Further, it is preferable that the cellulose molecule in the present invention further has a free carboxyl group. Carboxyl groups easily bind to ammonia or amines. Therefore, since the cellulose molecule has a free carboxyl group, the adsorbent of the present invention can also be used as an adsorbent capable of adsorbing ammonia or amine in addition to aldehyde.

Since the adsorbent of the present invention has excellent adsorption performance for substances that can cause malodor, one of the suitable uses is a deodorant. At this time, the form of the deodorant is not particularly limited, and it may be in the form of powder or in the form of solid. Further, it may be a dispersion liquid in which the adsorbent is dispersed in a dispersion medium such as water.

The method of use is not particularly limited, and the solid or dispersion can be used as it is as a deodorant, or an adsorbent can be applied to a base material and the base material can be used as a deodorant. The type of the base material is not particularly limited, and examples thereof include woven fabrics, knitted fabrics, non-woven fabrics and the like, paper, wood, wood flour, plastics, rubber, activated charcoal, cement and plaster. Examples of places where deodorants are used include chemical factories, cleaning factories, sewage treatment plants, hospitals, nursing care facilities, houses (particularly toilets), agricultural product processing plants, and livestock processing plants.

Further, by using the cloth coated with the adsorbent of the present invention, it is possible to obtain clothing having deodorizing performance. Furthermore, prevention of sick house syndrome can be expected by using the building material containing the adsorbent of the present invention.

Another preferred embodiment of the present invention is a method for preserving fruits in the presence of the adsorbent. As demonstrated in the examples described below, storage of the fruit in the presence of the adsorbent suppressed fruit spoilage. The reason for this is not necessarily clear at this time, but it is speculated that the adsorbent of the present invention was able to effectively adsorb the gas generated from the fruit.

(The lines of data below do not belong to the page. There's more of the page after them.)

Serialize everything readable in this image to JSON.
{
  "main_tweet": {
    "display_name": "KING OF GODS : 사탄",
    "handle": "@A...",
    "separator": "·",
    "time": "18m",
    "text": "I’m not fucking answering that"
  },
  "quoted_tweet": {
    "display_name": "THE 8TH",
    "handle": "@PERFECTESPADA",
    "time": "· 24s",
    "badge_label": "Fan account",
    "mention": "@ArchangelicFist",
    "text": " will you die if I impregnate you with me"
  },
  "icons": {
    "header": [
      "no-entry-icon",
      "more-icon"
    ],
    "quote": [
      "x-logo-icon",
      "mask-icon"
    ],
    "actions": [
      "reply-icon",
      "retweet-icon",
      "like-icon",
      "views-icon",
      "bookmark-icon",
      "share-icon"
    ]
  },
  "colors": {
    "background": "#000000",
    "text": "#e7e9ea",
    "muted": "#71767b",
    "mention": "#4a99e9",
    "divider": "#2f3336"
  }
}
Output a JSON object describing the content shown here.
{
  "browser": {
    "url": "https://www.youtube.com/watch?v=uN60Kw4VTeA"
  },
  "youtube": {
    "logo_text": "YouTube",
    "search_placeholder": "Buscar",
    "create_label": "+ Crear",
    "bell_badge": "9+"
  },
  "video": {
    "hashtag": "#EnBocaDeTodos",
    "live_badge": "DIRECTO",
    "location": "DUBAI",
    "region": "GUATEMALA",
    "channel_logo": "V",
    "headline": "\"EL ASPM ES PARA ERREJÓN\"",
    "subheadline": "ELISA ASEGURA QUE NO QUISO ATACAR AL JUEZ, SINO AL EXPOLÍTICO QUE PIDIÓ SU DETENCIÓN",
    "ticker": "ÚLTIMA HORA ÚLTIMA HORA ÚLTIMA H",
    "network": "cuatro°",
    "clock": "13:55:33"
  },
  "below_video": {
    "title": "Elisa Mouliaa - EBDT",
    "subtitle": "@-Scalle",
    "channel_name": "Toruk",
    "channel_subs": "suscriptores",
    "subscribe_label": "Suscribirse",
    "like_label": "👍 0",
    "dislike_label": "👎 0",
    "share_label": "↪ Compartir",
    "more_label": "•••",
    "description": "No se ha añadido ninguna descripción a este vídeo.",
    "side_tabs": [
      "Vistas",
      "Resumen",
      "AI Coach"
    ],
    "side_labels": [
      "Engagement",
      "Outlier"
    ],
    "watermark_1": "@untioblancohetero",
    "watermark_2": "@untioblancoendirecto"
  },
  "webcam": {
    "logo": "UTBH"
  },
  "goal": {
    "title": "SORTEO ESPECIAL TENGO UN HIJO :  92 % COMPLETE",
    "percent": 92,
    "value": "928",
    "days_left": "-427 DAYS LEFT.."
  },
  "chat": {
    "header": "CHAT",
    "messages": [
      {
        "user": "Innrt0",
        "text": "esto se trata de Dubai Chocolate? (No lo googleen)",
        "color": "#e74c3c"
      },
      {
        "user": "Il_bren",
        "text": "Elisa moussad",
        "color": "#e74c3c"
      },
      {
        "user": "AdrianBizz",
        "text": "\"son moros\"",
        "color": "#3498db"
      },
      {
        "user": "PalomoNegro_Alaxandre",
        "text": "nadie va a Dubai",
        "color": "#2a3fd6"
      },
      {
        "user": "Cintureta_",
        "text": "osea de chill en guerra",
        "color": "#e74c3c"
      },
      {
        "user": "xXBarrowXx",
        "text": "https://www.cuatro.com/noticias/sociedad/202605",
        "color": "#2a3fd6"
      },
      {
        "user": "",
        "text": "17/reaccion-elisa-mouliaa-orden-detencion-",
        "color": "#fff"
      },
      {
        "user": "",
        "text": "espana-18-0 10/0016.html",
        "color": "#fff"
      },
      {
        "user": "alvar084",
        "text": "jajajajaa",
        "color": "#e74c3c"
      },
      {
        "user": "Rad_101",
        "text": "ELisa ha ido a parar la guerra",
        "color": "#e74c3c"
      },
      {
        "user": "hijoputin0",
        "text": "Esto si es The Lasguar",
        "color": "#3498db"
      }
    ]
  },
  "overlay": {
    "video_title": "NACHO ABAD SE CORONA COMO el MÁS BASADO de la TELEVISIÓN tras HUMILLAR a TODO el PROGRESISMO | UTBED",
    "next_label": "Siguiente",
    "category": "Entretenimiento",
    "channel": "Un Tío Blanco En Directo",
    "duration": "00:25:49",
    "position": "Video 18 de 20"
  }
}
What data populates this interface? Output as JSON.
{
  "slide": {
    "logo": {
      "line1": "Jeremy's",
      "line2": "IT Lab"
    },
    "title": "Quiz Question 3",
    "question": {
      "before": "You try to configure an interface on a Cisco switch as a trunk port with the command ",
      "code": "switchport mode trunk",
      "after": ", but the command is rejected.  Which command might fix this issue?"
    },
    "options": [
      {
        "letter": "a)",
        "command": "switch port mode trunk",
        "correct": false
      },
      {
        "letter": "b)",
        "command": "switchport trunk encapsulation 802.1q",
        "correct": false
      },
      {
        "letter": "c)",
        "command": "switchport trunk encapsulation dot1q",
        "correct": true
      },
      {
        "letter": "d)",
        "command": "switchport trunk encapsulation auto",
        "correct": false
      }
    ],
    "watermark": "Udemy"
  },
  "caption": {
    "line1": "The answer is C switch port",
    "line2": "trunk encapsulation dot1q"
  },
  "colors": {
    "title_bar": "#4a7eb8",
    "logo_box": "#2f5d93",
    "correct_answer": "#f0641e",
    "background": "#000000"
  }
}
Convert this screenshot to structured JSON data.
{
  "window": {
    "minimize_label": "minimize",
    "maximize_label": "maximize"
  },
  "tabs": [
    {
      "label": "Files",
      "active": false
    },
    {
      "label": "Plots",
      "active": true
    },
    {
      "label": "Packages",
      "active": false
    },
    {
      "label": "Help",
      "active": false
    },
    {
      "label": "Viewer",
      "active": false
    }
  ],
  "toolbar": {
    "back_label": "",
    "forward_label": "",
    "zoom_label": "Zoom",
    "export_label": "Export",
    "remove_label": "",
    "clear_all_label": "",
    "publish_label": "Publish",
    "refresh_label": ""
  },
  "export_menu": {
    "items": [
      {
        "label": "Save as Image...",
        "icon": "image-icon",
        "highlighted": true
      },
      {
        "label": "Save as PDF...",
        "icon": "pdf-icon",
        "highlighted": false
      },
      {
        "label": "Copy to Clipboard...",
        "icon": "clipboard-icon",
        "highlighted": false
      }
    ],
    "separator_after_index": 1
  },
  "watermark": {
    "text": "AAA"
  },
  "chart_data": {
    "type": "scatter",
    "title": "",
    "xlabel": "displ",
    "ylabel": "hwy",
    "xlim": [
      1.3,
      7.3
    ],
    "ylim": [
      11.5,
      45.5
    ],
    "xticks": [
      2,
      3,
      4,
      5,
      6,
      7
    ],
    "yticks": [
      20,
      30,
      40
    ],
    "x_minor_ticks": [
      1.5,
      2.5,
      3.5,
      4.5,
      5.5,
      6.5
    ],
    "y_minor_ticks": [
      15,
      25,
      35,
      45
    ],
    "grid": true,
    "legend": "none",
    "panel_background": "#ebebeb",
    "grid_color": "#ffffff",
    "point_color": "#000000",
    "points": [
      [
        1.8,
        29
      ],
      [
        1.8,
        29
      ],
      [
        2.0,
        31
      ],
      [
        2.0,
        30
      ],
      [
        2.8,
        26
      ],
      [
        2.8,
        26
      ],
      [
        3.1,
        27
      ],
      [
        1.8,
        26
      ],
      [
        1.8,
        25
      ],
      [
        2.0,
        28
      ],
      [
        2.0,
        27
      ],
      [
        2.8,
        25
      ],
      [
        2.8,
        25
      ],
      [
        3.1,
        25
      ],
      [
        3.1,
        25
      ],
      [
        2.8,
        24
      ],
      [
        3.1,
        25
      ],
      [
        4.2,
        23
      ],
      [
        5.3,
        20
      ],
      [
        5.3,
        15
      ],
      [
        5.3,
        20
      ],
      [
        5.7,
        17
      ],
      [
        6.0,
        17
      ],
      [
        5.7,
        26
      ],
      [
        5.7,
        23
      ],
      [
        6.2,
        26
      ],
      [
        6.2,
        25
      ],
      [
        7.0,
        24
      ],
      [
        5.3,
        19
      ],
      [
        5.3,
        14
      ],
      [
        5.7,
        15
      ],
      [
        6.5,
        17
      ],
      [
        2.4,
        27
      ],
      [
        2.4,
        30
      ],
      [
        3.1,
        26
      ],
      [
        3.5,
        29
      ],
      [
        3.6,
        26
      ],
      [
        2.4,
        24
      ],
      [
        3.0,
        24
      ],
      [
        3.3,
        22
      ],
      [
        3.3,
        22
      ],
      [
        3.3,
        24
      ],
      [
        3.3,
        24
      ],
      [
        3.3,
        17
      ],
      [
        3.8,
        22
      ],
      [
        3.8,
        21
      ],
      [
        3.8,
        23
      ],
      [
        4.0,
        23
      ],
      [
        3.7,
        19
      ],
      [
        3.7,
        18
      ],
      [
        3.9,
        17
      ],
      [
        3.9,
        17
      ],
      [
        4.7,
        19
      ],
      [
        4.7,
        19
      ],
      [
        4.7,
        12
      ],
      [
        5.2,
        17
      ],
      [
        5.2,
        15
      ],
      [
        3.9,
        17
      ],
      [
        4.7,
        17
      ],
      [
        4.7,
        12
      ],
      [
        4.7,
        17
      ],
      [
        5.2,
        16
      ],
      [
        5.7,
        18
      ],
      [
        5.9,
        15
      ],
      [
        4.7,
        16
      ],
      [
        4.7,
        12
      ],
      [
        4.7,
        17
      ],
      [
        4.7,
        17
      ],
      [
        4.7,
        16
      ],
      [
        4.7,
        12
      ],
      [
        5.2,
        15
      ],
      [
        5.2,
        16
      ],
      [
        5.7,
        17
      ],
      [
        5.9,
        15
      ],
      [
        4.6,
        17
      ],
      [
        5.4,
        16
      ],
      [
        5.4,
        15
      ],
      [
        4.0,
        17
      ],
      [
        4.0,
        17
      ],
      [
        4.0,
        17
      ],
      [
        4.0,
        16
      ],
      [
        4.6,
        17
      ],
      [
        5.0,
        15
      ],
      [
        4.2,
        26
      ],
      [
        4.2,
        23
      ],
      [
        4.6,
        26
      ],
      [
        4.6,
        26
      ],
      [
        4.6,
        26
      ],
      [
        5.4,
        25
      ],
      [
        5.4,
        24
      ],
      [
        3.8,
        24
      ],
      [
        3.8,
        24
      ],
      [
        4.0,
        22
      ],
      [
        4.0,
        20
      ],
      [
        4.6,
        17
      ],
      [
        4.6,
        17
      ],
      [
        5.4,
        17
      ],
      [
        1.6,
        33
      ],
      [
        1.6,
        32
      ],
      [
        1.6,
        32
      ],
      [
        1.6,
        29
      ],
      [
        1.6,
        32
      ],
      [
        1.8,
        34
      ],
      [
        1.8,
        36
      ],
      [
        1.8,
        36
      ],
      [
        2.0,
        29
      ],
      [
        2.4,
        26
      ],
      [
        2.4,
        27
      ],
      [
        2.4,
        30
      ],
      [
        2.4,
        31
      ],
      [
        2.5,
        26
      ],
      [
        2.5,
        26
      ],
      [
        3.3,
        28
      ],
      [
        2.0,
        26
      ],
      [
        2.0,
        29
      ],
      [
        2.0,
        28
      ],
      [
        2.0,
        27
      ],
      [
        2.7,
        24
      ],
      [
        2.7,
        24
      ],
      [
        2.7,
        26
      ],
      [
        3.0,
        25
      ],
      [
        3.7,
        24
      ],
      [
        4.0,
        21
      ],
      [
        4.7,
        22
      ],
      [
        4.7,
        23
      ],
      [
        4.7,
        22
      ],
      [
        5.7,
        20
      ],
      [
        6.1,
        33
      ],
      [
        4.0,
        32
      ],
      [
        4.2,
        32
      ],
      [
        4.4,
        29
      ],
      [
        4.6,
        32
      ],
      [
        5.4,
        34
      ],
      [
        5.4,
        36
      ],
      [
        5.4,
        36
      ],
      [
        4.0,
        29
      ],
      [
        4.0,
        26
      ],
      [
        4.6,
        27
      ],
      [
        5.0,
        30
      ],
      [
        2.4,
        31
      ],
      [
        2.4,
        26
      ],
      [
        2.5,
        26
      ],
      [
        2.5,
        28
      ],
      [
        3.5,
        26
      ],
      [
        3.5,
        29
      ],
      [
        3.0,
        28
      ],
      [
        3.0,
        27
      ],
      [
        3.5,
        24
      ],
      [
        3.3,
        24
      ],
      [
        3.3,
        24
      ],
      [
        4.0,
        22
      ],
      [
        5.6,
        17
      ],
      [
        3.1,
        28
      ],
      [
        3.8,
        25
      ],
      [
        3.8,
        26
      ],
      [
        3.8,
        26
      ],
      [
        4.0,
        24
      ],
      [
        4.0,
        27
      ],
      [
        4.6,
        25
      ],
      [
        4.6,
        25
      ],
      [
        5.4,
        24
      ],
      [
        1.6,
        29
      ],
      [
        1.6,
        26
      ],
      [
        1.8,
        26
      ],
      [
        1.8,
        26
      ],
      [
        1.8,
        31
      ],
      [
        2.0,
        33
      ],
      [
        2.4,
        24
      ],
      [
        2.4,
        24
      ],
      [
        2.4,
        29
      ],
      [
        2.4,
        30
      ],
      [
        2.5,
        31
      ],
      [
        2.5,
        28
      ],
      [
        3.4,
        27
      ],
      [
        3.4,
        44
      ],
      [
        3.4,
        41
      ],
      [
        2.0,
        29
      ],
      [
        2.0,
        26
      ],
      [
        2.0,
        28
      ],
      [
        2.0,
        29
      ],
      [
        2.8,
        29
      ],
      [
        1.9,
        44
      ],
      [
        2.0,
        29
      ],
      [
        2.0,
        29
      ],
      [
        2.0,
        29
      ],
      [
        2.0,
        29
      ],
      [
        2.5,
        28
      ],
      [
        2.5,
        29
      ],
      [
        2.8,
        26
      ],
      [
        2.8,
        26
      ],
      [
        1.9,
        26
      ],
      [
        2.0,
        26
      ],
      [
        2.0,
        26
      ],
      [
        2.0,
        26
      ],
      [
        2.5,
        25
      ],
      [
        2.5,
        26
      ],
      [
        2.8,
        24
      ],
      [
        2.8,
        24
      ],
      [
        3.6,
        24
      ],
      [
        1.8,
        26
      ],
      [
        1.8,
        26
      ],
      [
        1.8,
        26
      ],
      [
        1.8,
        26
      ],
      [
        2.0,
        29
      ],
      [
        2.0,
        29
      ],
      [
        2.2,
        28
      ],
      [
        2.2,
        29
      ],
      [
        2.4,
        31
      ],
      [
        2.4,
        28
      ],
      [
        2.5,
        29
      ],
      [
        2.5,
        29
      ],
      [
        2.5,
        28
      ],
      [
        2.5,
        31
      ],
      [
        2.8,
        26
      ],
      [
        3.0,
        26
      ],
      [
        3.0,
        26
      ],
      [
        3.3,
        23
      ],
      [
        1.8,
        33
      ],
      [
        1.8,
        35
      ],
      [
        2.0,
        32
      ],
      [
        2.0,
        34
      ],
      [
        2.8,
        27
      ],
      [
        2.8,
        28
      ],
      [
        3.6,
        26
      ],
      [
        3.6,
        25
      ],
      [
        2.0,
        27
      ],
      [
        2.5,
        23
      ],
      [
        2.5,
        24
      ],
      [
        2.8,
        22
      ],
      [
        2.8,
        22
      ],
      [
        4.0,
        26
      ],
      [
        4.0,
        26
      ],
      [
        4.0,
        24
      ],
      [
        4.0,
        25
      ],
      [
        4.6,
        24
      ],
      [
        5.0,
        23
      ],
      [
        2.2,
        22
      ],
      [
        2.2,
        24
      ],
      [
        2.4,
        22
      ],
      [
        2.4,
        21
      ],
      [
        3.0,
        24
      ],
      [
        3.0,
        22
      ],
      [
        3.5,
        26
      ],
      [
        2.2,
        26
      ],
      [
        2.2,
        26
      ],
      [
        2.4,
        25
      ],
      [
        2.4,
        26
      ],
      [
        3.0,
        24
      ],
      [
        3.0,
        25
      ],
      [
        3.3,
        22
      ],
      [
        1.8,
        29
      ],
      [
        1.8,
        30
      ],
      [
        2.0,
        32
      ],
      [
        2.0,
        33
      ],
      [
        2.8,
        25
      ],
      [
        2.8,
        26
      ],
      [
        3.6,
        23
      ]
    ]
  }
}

The fruits to be stored in the presence of the adsorbent are not particularly limited. The present inventors have confirmed that the decay of grapes can be suppressed. However, not only grapes but also various fruits are expected to have an anti-rot effect.

Example 1
[Sample synthesis]
(Synthesis of TEMPO Oxidized CNF)
Cellulose fibers were reacted with 2,2,6,6-tetramethylpiperidin-1-oxyl (TEMPO) to synthesize cellulose fibers oxidized with TEMPO (TEMPO oxide CNF). The synthesis scheme is shown in the following formula (1).

The specific synthesis method is as follows.
After adding 688 g of an aqueous dispersion of cellulose fibers (content of dry cellulose fibers 36 g), 672 mg (2.08 mmol) of tetrabutylammonium bromide, and 1.02 g (9.9 mmol) of sodium bromide to a flask having a capacity of 10 L. , 2.5 L of water, and 300 mL of saturated aqueous sodium hydrogen carbonate solution were added to obtain a mixed solution. The water dispersion of cellulose fibers used here is a cellulose nanofiber water dispersion manufactured by Mori Machinery Co., Ltd. (average fiber diameter: 20 to 200 nm, average fiber length: 500 μm, cellulose fiber content of the water dispersion: 5. 26% by mass).

Next, while maintaining the temperature of the above mixture at 22 to 25 ° C. and stirring, 508 mg (3.25 mmol) of TEMPO and 140 mL of an aqueous solution of sodium hypochlorite (commercially available: Cl content 8.5 to 13.5%) were added. . Dropped over 5 hours. After the dropping, the mixture was further stirred for 2.5 hours while maintaining the temperature of the mixed solution at 22 to 25 ° C., and left overnight.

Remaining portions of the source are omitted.